Grace should be given, certainly. However, I just don’t see the validity of screaming at someone to ‘come to Jesus’ when Jesus’ message was not loud, boastful, or violent.
The only other comment I have is that if a man cannot keep his house in order then he has no business being a leader in the church.
Thanks, Greg. I googled to see if Carl S. was a Christian. I should have known that a Communist sympathiser would spew out garbage like this. In this poem he wallows in his own filth and blasphemy. You are correct. An enemy of a friend is an enemy. Billy S. was a friend and servant of Jesus. Bless him. God was Carl Sandburg’s judge.
You miss the point, I fear … the enormous damage done by Billy Sunday who was handsomely paid by the big thieves who used him, as they have other evangelists, to quiet the crowds of the working poor, while the mega-rich walk away with millions. The whole evangelical enterprise is corrupt to the core, twisting the gospel into an unrecognizable mess, using fear to foist upon the people lies compounded by lies … Billy Sunday was a travesty, and so are his crowd-manipulating disciples, all of whom have been used by the big thieves to further their own wealth on the backs of the Average American. Sandburg’s poem pulls back the curtain to reveal a fraud pulling the levers and making a lot of noise. That people should believe such nonsense only compounds the sorrow – a sorrow that Jesus never exploited, but a sorrow exploited to the hilt by a fraud like Sunday.
“bughouse peddler of second-hand gospel.”
I’d pay a lot of money to be able to write one sentence as beautiful as that.

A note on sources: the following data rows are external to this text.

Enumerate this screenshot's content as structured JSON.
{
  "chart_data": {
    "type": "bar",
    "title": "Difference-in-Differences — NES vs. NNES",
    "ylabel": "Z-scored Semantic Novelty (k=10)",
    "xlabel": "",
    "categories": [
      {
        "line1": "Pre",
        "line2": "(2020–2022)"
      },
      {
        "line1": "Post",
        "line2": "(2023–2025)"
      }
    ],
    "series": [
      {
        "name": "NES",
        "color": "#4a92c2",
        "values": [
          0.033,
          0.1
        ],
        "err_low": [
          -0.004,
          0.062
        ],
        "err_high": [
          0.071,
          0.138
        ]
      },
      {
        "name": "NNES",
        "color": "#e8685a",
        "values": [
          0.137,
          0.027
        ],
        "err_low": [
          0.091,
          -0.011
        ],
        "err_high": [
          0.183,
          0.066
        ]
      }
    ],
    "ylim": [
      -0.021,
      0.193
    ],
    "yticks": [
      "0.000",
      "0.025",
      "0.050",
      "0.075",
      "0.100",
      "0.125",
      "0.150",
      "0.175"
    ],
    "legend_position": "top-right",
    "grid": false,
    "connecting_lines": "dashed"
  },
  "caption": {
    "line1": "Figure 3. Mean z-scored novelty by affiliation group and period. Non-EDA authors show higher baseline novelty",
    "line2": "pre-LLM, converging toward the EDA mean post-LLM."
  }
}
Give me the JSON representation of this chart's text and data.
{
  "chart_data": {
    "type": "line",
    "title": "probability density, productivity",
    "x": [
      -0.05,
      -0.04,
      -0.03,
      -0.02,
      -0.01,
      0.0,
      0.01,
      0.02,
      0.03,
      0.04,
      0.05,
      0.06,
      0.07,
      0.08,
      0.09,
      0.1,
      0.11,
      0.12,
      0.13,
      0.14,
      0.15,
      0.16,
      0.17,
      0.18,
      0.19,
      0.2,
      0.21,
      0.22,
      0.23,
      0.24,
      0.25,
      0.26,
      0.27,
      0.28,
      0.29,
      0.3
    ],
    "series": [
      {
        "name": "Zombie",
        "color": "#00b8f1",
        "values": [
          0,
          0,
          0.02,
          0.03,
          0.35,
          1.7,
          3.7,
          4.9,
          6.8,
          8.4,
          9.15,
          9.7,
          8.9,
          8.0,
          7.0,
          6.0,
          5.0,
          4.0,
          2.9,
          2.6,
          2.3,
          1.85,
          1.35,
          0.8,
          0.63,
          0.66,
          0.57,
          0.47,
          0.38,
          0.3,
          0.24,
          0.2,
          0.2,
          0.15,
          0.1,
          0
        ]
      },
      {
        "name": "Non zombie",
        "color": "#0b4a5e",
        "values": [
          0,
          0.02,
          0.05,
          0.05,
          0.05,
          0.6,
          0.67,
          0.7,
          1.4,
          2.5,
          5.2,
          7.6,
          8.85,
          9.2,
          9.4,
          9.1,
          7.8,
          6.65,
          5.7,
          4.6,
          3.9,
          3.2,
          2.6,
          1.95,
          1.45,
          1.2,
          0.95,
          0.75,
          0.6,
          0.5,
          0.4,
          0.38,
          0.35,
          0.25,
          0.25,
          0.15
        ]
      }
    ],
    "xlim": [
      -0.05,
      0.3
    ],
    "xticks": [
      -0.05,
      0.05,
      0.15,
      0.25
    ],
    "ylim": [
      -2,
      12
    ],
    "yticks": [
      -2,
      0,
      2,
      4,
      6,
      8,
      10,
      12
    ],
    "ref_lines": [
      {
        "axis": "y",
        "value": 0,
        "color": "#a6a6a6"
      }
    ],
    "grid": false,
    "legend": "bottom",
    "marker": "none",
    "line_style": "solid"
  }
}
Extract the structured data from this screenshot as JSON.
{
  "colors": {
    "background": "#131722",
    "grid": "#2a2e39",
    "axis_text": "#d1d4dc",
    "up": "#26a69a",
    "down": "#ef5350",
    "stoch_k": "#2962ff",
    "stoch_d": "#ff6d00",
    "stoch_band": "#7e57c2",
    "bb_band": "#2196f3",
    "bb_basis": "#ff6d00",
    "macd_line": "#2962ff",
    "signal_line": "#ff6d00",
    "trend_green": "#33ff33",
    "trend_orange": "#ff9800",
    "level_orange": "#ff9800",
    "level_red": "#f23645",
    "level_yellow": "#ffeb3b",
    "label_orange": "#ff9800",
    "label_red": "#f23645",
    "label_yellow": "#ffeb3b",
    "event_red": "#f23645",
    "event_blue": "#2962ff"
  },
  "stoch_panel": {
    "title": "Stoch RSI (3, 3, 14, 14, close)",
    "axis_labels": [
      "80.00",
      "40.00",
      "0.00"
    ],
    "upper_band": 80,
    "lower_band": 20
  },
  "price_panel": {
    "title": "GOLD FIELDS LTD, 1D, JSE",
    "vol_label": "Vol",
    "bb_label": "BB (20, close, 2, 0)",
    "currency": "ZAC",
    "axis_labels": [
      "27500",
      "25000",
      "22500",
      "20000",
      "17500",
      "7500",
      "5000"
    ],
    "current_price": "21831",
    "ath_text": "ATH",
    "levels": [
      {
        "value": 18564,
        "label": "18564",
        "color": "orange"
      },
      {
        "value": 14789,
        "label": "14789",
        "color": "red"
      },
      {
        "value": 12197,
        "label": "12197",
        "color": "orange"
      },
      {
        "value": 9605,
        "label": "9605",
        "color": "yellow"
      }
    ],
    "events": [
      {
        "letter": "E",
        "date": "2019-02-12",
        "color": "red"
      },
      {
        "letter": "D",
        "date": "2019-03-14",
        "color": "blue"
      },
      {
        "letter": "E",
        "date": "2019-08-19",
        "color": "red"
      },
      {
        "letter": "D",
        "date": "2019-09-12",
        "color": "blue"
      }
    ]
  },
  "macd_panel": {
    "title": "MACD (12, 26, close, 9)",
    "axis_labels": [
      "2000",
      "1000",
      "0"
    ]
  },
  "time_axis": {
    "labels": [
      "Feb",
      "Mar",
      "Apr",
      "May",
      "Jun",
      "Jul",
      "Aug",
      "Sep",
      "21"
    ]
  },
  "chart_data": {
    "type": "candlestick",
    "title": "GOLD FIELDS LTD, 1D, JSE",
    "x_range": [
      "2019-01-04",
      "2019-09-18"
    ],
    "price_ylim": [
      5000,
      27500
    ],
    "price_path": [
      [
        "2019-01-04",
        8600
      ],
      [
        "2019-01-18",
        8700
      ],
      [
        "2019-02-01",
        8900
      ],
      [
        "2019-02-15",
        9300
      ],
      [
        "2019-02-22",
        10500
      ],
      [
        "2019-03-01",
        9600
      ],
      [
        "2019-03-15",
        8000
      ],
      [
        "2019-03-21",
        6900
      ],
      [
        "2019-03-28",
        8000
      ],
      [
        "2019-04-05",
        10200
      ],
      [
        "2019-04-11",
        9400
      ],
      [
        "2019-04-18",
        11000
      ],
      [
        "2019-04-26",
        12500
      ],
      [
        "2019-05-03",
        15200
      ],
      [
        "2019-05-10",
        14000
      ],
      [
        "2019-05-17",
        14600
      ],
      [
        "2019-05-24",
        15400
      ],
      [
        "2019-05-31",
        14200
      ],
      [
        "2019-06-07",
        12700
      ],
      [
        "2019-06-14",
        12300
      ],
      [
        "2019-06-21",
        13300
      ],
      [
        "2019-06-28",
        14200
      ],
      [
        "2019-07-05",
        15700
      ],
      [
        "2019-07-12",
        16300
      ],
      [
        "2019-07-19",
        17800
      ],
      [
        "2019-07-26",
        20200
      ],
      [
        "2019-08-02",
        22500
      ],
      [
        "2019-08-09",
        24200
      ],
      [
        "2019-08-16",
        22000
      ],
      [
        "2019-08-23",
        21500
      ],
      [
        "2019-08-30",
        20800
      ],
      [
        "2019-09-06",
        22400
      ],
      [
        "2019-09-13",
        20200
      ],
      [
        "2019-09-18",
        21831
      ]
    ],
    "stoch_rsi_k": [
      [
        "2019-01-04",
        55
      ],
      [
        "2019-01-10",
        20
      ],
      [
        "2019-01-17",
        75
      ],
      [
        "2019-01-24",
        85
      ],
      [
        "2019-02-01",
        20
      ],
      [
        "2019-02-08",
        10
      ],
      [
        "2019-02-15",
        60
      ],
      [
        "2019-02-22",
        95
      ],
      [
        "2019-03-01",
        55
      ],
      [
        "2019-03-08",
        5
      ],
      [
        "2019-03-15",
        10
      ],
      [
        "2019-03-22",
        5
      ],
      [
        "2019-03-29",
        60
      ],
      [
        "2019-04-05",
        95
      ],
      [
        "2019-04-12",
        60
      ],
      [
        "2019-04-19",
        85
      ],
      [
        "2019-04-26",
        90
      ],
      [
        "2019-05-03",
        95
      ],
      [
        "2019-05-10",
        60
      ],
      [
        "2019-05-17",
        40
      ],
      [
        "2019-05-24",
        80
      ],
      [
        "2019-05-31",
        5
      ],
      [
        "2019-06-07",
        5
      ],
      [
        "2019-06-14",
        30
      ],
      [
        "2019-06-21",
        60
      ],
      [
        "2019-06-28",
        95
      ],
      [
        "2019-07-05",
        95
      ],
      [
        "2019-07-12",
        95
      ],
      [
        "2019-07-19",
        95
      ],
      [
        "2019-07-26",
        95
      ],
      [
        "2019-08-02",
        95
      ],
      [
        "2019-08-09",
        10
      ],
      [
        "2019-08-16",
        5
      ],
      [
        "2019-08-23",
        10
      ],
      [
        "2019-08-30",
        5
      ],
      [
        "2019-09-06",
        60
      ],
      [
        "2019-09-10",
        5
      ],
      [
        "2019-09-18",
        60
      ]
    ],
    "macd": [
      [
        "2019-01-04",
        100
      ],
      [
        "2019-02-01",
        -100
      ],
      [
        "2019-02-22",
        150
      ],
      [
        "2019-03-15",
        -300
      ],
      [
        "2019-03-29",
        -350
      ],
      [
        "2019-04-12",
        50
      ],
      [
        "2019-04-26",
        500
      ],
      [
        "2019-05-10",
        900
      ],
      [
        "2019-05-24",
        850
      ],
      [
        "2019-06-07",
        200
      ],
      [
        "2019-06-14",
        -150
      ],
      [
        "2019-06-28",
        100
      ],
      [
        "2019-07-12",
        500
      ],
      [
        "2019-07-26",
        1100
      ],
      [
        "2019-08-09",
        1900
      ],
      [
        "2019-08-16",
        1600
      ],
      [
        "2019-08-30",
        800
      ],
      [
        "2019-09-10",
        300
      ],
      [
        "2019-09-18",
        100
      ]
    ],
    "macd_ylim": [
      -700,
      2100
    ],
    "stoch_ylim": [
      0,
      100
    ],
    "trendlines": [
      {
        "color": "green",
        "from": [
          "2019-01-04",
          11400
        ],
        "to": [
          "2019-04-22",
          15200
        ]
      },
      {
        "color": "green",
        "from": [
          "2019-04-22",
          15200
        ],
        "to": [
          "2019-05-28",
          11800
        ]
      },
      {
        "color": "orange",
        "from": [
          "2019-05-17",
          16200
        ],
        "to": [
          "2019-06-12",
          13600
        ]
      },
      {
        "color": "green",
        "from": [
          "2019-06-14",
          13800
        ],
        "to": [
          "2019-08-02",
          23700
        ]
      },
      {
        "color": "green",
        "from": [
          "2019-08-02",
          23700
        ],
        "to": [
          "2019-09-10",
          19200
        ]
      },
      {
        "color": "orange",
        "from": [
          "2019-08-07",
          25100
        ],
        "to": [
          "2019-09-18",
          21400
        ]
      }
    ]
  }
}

Thanks for sharing. It heartens me to know that all along there have been great people who stood up to the Billy Sunday bullies in the world. Camille you’re my hero for being one of them today!
Absolutely brilliant. “Show me where
you’re pouring out the blood of your life.”
A REAL poet and intellectual against the biggest blowhard in American history (until Glenn Beck). It’s no contest.
I remember having to memorize a Billy Sunday speech in Christian school.
Thank you, Carl. And Camille.
I believe that even Dr. Bob Jones, Jr. thought Billy Sunday’s sermons & style were too staged and aimed at the lowest common denominator – “like an act”, I believe he said – something like that.
Personally, I avoid preachers that have a “style” of preaching.
I remember reading that poem many years ago and wondering whether lightning would have struck Sandburg for speaking against God’s man. Now I realize I am the one who needed the lightning strike–to wake me up to the truth. Carl Sandburg was right.
I’d never heard of this poem–so good, beautiful word-magic.
“You don’t throw any scare into me.” Love. that. line. If I could write like that…mm-mm.
I’ve never read this poem as addressing Billy Sunday. Is this in a book specifically using Sunday’s name?